An op-ed by Georgina Alonso, program officer at Above Ground, and Bea Bruske, president of the Canadian Labour Congress, published in The Hill Times
For years, researchers have documented the often inhuman and degrading treatment of workers in the global fishing industry. Far too many workers have reported being trapped in debt bondage, forced to work under extremely hazardous conditions, and physically abused, with some even describing murders of their fellow workers.
While some employers expose workers to these extreme abuses, many more cause harm in routine ways, like failing to pay workers a living wage or meet even the basic standards outlined in the International Labour Organization’s Work in Fishing Convention. These unfair labour practices are widespread in the industry, and they pave the way for the cruel extremes.
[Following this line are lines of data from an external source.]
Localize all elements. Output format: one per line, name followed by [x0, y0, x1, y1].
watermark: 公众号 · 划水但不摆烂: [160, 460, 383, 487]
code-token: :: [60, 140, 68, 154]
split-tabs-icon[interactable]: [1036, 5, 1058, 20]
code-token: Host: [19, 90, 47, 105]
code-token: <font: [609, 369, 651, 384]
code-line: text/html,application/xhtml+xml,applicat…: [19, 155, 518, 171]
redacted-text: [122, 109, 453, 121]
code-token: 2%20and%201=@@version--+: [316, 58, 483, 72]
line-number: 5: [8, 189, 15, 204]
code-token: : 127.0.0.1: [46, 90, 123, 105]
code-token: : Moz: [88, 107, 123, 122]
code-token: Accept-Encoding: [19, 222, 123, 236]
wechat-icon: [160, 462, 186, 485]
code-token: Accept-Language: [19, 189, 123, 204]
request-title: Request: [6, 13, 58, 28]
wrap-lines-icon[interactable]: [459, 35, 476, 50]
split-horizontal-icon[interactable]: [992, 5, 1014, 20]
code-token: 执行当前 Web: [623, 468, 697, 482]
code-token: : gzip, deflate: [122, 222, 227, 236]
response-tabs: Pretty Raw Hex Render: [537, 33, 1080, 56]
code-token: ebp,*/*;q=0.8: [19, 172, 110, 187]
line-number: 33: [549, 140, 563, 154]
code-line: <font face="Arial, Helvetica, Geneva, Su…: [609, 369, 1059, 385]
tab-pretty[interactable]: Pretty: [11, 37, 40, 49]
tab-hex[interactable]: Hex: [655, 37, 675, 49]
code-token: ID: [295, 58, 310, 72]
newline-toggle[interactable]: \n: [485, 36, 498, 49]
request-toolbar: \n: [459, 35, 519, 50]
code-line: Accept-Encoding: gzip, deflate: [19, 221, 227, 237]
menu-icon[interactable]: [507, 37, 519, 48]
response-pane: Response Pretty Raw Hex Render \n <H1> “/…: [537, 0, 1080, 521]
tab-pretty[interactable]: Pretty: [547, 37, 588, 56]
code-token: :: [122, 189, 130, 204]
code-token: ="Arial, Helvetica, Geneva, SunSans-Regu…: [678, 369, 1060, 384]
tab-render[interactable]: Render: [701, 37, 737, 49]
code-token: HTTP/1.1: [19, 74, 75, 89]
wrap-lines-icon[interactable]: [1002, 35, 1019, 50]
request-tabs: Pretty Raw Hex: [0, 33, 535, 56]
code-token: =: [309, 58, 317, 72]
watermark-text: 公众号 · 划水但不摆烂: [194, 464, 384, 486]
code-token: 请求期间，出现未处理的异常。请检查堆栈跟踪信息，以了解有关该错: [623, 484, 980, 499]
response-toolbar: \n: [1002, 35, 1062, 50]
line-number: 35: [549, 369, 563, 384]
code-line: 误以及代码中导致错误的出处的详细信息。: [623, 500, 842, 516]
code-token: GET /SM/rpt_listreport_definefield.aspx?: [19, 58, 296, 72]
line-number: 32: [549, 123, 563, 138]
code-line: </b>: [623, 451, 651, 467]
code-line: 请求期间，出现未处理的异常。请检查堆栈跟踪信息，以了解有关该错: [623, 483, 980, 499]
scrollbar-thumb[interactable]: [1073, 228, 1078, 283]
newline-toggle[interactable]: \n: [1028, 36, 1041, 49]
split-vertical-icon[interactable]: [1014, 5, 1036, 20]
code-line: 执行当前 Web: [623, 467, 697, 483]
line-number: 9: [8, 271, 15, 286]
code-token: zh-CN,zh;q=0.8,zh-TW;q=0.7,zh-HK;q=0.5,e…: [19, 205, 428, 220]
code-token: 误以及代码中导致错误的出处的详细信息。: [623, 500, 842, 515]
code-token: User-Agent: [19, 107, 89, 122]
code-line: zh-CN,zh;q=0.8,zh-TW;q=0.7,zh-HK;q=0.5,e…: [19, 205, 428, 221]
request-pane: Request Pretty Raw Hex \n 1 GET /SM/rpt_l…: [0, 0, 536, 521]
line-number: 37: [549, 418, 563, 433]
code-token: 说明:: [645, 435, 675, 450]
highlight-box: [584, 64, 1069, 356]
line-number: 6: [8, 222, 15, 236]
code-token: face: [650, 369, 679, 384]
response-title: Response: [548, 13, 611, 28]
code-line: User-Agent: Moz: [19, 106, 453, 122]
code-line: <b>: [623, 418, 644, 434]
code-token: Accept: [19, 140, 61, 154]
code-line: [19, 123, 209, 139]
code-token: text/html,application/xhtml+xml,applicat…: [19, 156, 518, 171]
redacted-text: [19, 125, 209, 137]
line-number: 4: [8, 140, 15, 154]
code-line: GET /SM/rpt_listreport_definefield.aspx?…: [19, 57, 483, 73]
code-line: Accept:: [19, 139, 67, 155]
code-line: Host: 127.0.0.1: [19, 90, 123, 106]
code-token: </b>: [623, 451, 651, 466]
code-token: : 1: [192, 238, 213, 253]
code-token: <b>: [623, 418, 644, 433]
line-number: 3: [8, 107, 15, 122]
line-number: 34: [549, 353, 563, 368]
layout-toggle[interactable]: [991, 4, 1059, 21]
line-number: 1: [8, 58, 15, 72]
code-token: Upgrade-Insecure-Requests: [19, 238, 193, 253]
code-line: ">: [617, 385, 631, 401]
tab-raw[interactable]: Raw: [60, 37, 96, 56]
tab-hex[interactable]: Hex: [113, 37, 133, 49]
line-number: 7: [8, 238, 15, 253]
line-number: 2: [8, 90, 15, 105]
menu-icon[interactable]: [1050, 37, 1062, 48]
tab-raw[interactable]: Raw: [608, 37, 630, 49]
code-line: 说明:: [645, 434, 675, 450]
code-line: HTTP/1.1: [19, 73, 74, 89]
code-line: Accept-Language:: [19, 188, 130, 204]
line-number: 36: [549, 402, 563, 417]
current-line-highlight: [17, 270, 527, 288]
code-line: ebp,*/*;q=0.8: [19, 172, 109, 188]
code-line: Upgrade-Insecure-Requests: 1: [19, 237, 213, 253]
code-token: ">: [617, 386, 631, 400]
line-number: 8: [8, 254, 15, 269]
Canada is a major and growing importer of fish and seafood, with imports valuing $4.6-billion in 2021, a 16 per cent increase over the previous year. The Canadian government acknowledges some of the harms caused by illegal, unreported, and unregulated fishing at home and abroad, but has yet to adopt legislation to stop companies profiting from human rights abuse in their seafood supply chains.
Without comprehensive and fully enforced measures to target seafood produced using abusive practices, Canada feeds this global problem.
Last month, the Canadian government reaffirmed its commitment to introduce legislation “to eradicate forced labour from Canadian supply chains.” If done well, this legislation would require that Canadian companies exercise due diligence to prevent and remedy any human rights abuses they may cause or contribute to, including the right to a healthy and sustainable environment.
But this means taking rigorous action against foreseeable abuse not only in their own operations but also those of their suppliers.
Ensuring the protection of all human rights is particularly important because human rights, including labour rights, are indivisible and interdependent. We need to see the whole range of rights abuse as cause for concern, and seek to proactively protect all rights rather than wait to be outraged by the most disturbing experiences at sea.
Several European countries have adopted legislation that does exactly this by requiring corporate due diligence on human rights and environmental risks. The Canadian Network on Corporate Accountability worked with legal experts to develop a model for similar legislation in Canada, key elements of which are now before Parliament as Bill C-262, the Corporate Responsibility to Protect Human Rights Act. A critical component of the law is that it would ensure access to Canadian courts for victims who’ve been harmed overseas by Canadian corporate activity.
With a strong mandatory due diligence law in place, a Canadian company importing seafood would be required to take rigorous preventive and remedial action against abuse in their supply chains. This means pressuring their suppliers to stop both extreme abuses like forced labour and more common harmful practices like paying poverty wages, interfering with unionization efforts, or unsustainably exploiting the oceans to the detriment of workers and humanity at large.
Relying on customs authorities to seize imports produced with forced labour—as prescribed under Canadian law, but with little enforcement action seen to date—should be a last resort.
First, we need to make sure that companies aren’t creating the conditions that can lead to forced labour in the first place.
Canadian workers also have a role to play and Canadian unions will continue their global labour engagement, including through the International Labour Organization, to foster international solidarity, strengthen global labour standards, and build collaboration on issues that impact workers worldwide.
Workers deserve ethical treatment and should not be in a position where they either suffer abuse or lose their job. The goal must be decent work, respect for all human rights, and environmental sustainability.
As the government develops and tables its promised legislation, unions and other civil society organizations in Canada and abroad will be watching closely. It’s time to get this right and finally implement a law that supports fishery workers, and all workers, by putting an end to human rights abuses in supply chains.